A voice crackled on the intercom. ‘Yeah?’
‘Flood?’
‘Yeah.’
‘I rang you last night,’ Wyatt said.
He heard shuffling footsteps behind the door and sensed an eye at the peephole. Two locks were opened. The door swung back. Flood, a small, gloomy man dressed in overalls, said nothing but turned and shuffled back into the house. The air was hot and stale and smelt of toast and pipe smoke. Wyatt followed Flood through a poky sitting-room where gas flames flickered in an ancient heater, to a kitchen at the back of the house. The ceramic sink was chipped and yellowed. Beaten fruit-tin lids had been nailed over cracks in the linoleum. A nervy black cat eyed Wyatt from a wooden kitchen dresser.
‘I asked around,’ Flood said. ‘The word is, you’re okay.’
Wyatt said nothing.
Flood shrugged. He had a staved-in face. Whisker tufts grew high on his cheeks as if he shaved without a mirror. A thin brown rime coated his lips. ‘Suit yourself,’ he said. He sat down.
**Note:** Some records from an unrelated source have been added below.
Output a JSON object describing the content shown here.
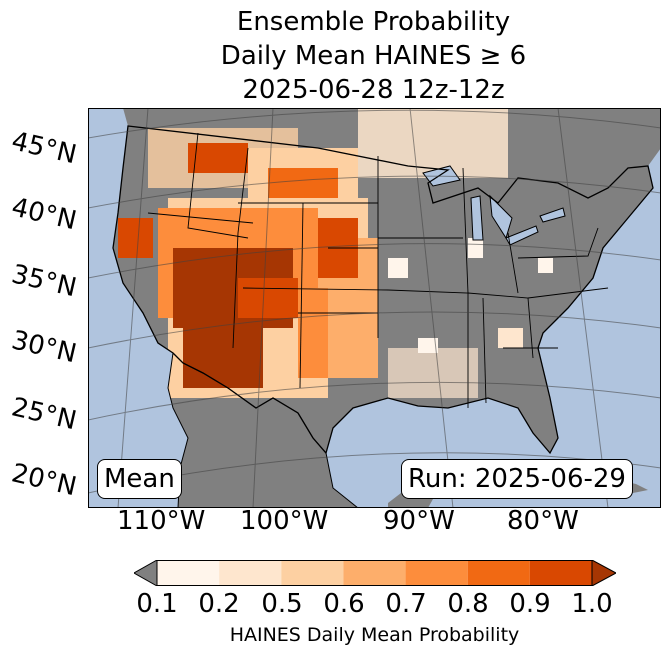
{
  "title": {
    "line1": "Ensemble Probability",
    "line2": "Daily Mean HAINES ≥ 6",
    "line3": "2025-06-28 12z-12z"
  },
  "map": {
    "latitude_labels": [
      "45°N",
      "40°N",
      "35°N",
      "30°N",
      "25°N",
      "20°N"
    ],
    "longitude_labels": [
      "110°W",
      "100°W",
      "90°W",
      "80°W"
    ],
    "stat_label": "Mean",
    "run_label": "Run: 2025-06-29",
    "colors": {
      "ocean": "#b0c4de",
      "land_no_data": "#808080",
      "border": "#000000",
      "gridline": "#404040"
    }
  },
  "colorbar": {
    "ticks": [
      "0.1",
      "0.2",
      "0.5",
      "0.6",
      "0.7",
      "0.8",
      "0.9",
      "1.0"
    ],
    "colors": [
      "#fff5eb",
      "#fee6ce",
      "#fdd0a2",
      "#fdae6b",
      "#fd8d3c",
      "#f16913",
      "#d94801",
      "#a63603"
    ],
    "under_color": "#808080",
    "label": "HAINES Daily Mean Probability"
  }
}
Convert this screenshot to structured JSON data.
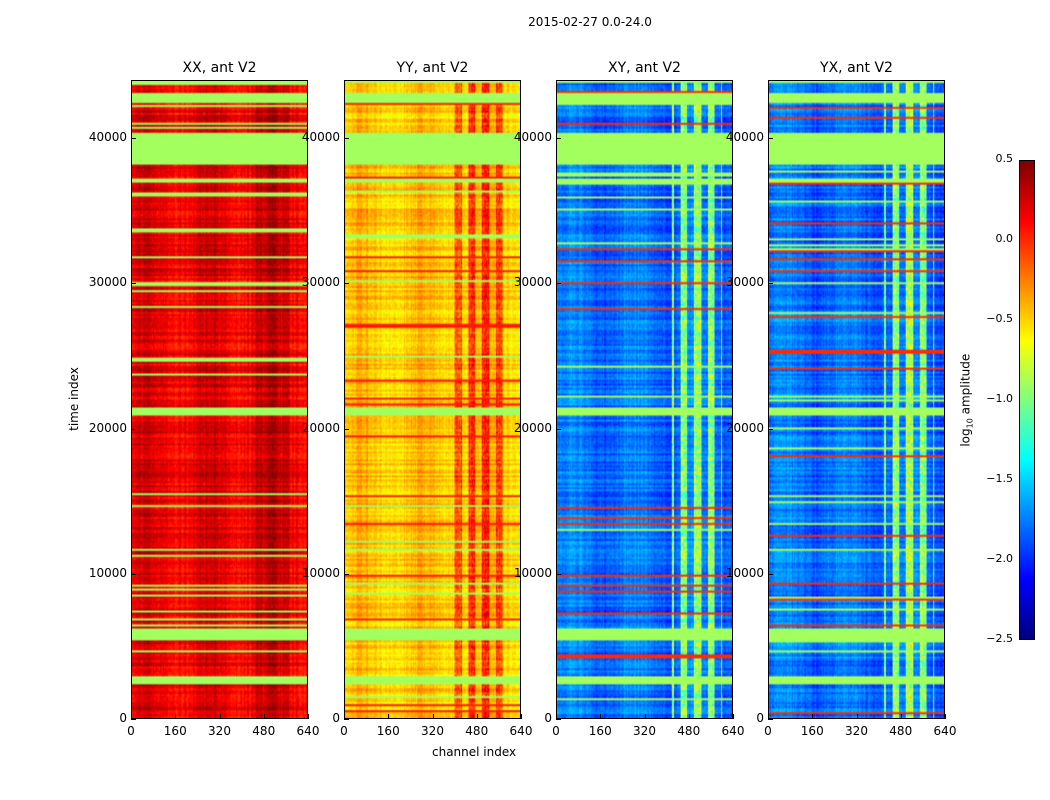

There was another chair but Wyatt remained standing. ‘What are you after?’
‘Three handguns.’
‘Prices range from two hundred and fifty bucks. You good for it?’
‘Yes.’
‘I’ll buy back after-half what you paid.’
Wyatt nodded.
‘Next door,’ Flood said.
He led Wyatt into the backyard and through a side door to the long shed. It was dark inside, the air heavy with the smell of oil. Dismembered machines, heavy lathes, copper tubing, iron scraps and metal shavings were scattered about the floor. Weak, wintry light barely penetrated the grimy windows in the roof. Everything was coated with grease and dust. Flood picked his way through the shed. It was an unlikely place for such small, precise instruments as guns. Wyatt was about to challenge Flood when Flood pulled back the corner of a dirty rug to reveal a trap-door. They climbed down into a long, narrow chamber.
Wyatt understood. ‘Nice,’ he said.
The armourer showed emotion for the first time. ‘Like it?’ He pointed at the walls, floor and ceiling. ‘Completely soundproof. The lining absorbs ricochets. The target’s down there.’ He indicated the overhead pulley system and the sandbags stacked at the far end. Rubbing his hands together, he said, ‘Let’s do business.’